Qu'il l'a aimée sa gare ! proprette, fleurie, les trains toujours à l'heure et lui, sur le quai, très fier dans son bel uniforme.

Un mot gentil pour chacun, les paysans se rendant au marché, le docteur de la ville et sa femme si belle - bien le bonjour Madame - Bonjour Jacek -

Les passagers le saluaient amicalement et les enfants lui enviaient sa casquette et son sifflet - Dis Jacek, je peux faire démarrer la locomotive ? -

La vie s'écoulait, simple, insouciante et joyeuse.

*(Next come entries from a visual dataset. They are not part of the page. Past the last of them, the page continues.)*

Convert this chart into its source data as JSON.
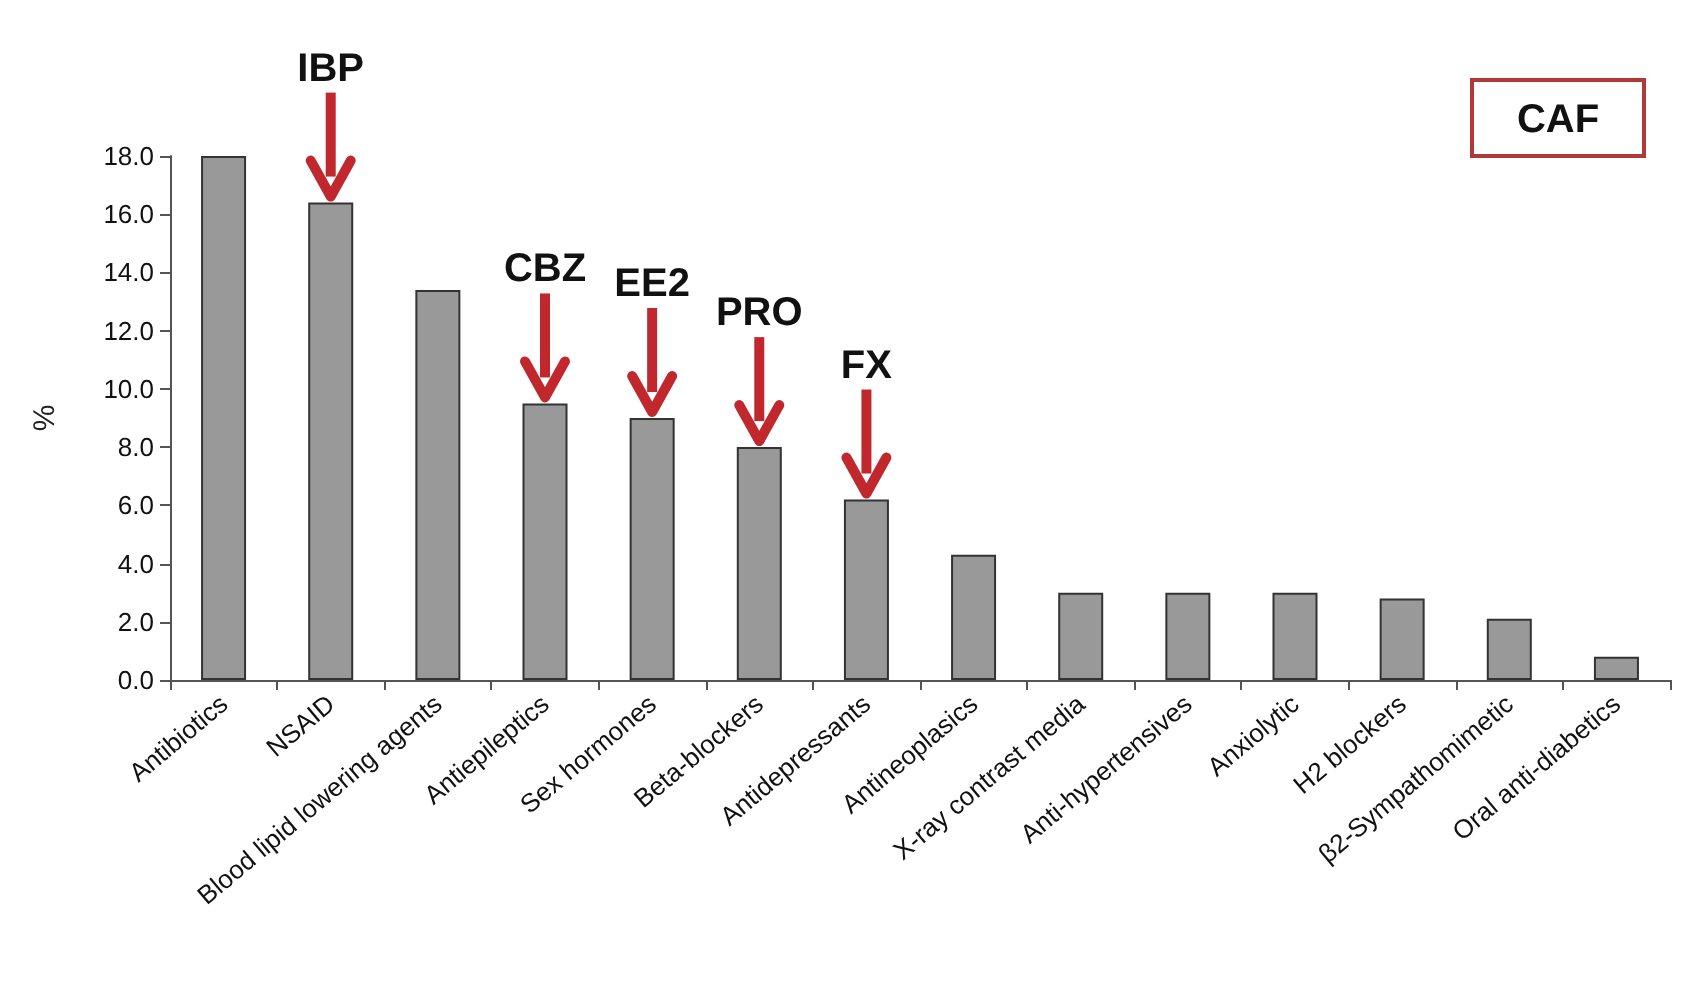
{
  "chart_data": {
    "type": "bar",
    "categories": [
      "Antibiotics",
      "NSAID",
      "Blood lipid lowering agents",
      "Antiepileptics",
      "Sex hormones",
      "Beta-blockers",
      "Antidepressants",
      "Antineoplasics",
      "X-ray contrast media",
      "Anti-hypertensives",
      "Anxiolytic",
      "H2 blockers",
      "β2-Sympathomimetic",
      "Oral anti-diabetics"
    ],
    "values": [
      18.0,
      16.4,
      13.4,
      9.5,
      9.0,
      8.0,
      6.2,
      4.3,
      3.0,
      3.0,
      3.0,
      2.8,
      2.1,
      0.8
    ],
    "color": "#999999",
    "ylabel": "%",
    "ylim": [
      0,
      18
    ],
    "yticks": [
      {
        "value": 0,
        "label": "0.0"
      },
      {
        "value": 2,
        "label": "2.0"
      },
      {
        "value": 4,
        "label": "4.0"
      },
      {
        "value": 6,
        "label": "6.0"
      },
      {
        "value": 8,
        "label": "8.0"
      },
      {
        "value": 10,
        "label": "10.0"
      },
      {
        "value": 12,
        "label": "12.0"
      },
      {
        "value": 14,
        "label": "14.0"
      },
      {
        "value": 16,
        "label": "16.0"
      },
      {
        "value": 18,
        "label": "18.0"
      }
    ],
    "grid": false,
    "annotations": [
      {
        "text": "IBP",
        "x": "NSAID",
        "y": 16.4
      },
      {
        "text": "CBZ",
        "x": "Antiepileptics",
        "y": 9.5
      },
      {
        "text": "EE2",
        "x": "Sex hormones",
        "y": 9.0
      },
      {
        "text": "PRO",
        "x": "Beta-blockers",
        "y": 8.0
      },
      {
        "text": "FX",
        "x": "Antidepressants",
        "y": 6.2
      },
      "CAF"
    ]
  }
}
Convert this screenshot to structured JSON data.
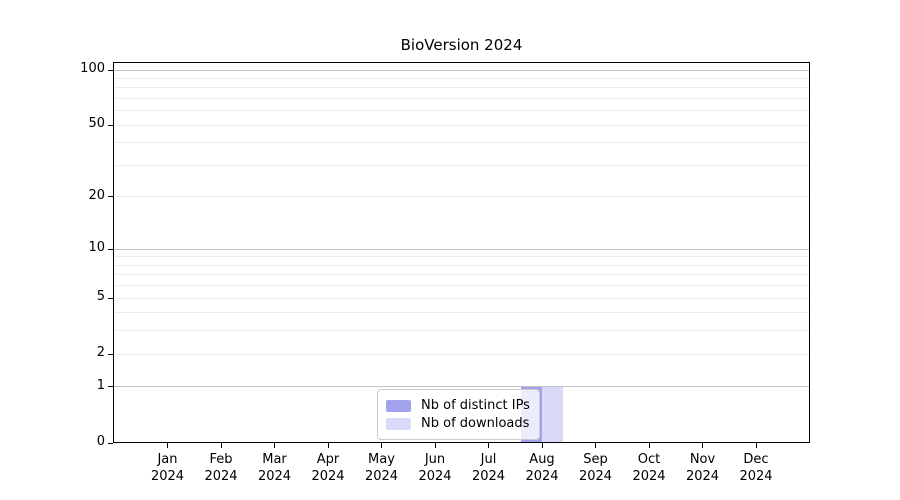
{
  "figure": {
    "title": "BioVersion 2024",
    "background_color": "#ffffff"
  },
  "chart_data": {
    "type": "bar",
    "title": "BioVersion 2024",
    "xlabel": "",
    "ylabel": "",
    "categories": [
      "Jan 2024",
      "Feb 2024",
      "Mar 2024",
      "Apr 2024",
      "May 2024",
      "Jun 2024",
      "Jul 2024",
      "Aug 2024",
      "Sep 2024",
      "Oct 2024",
      "Nov 2024",
      "Dec 2024"
    ],
    "series": [
      {
        "name": "Nb of distinct IPs",
        "color": "#a1a1ed",
        "values": [
          0,
          0,
          0,
          0,
          0,
          0,
          0,
          1,
          0,
          0,
          0,
          0
        ]
      },
      {
        "name": "Nb of downloads",
        "color": "#d9d9f8",
        "values": [
          0,
          0,
          0,
          0,
          0,
          0,
          0,
          1,
          0,
          0,
          0,
          0
        ]
      }
    ],
    "yscale": "log1p",
    "ylim": [
      0,
      110
    ],
    "yticks_labeled": [
      0,
      1,
      2,
      5,
      10,
      20,
      50,
      100
    ],
    "gridlines_major": [
      1,
      10,
      100
    ],
    "gridlines_minor": [
      2,
      3,
      4,
      5,
      6,
      7,
      8,
      9,
      20,
      30,
      40,
      50,
      60,
      70,
      80,
      90
    ],
    "grid": "horizontal",
    "legend_position": "lower-center"
  },
  "colors": {
    "grid_major": "#c3c3c3",
    "grid_minor": "#ececec",
    "axis": "#000000",
    "legend_border": "#cccccc",
    "bar_distinct_ips": "#a1a1ed",
    "bar_downloads": "#d9d9f8"
  }
}
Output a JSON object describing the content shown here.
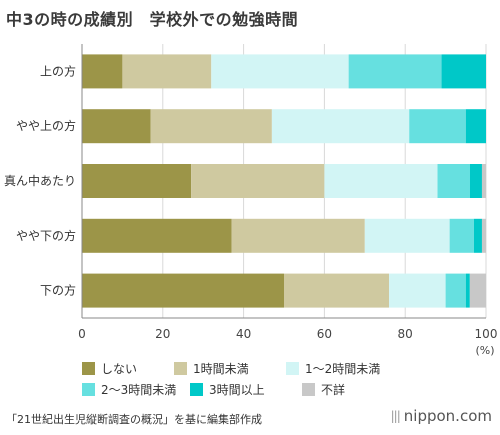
{
  "title": "中3の時の成績別　学校外での勉強時間",
  "source": "「21世紀出生児縦断調査の概況」を基に編集部作成",
  "brand": "nippon.com",
  "brand_mark": "|||",
  "chart_data": {
    "type": "bar",
    "orientation": "horizontal",
    "stacked": true,
    "categories": [
      "上の方",
      "やや上の方",
      "真ん中あたり",
      "やや下の方",
      "下の方"
    ],
    "series": [
      {
        "name": "しない",
        "color": "#9c9548",
        "values": [
          10,
          17,
          27,
          37,
          50
        ]
      },
      {
        "name": "1時間未満",
        "color": "#cfc9a0",
        "values": [
          22,
          30,
          33,
          33,
          26
        ]
      },
      {
        "name": "1～2時間未満",
        "color": "#d2f5f5",
        "values": [
          34,
          34,
          28,
          21,
          14
        ]
      },
      {
        "name": "2～3時間未満",
        "color": "#66e0e0",
        "values": [
          23,
          14,
          8,
          6,
          5
        ]
      },
      {
        "name": "3時間以上",
        "color": "#00c8c8",
        "values": [
          11,
          5,
          3,
          2,
          1
        ]
      },
      {
        "name": "不詳",
        "color": "#c8c8c8",
        "values": [
          0,
          0,
          1,
          1,
          4
        ]
      }
    ],
    "xlim": [
      0,
      100
    ],
    "xticks": [
      "0",
      "20",
      "40",
      "60",
      "80",
      "100"
    ],
    "x_unit": "(%)",
    "grid": true,
    "legend_position": "bottom"
  }
}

Et puis, est arrivé le temps du malheur.

Les hommes ont posé d'autres rails.

Et d'autres trains sont venus, traversant la gare sans s'arrêter, pour finir le voyage quelques kilomètres plus loin, là où le travail rend libre.

Plus de sifflet, d'éclats de rire et de fleurs, juste la nuit et le brouillard.

Jacek n'a jamais pu oublier ... les wagons à bestiaux vomissant leur cargaison pitoyable, les cris, les pleurs des enfants terrifiés, le bruit des pas, le claquement des fusils, les grondements des chiens, les ordres aboyés par les soldats, weiter weiter ...
Rattrapé par ses cauchemars, hanté par l'écho de millions de voix, Jacek, devenu fou, s'est couché sur les rails.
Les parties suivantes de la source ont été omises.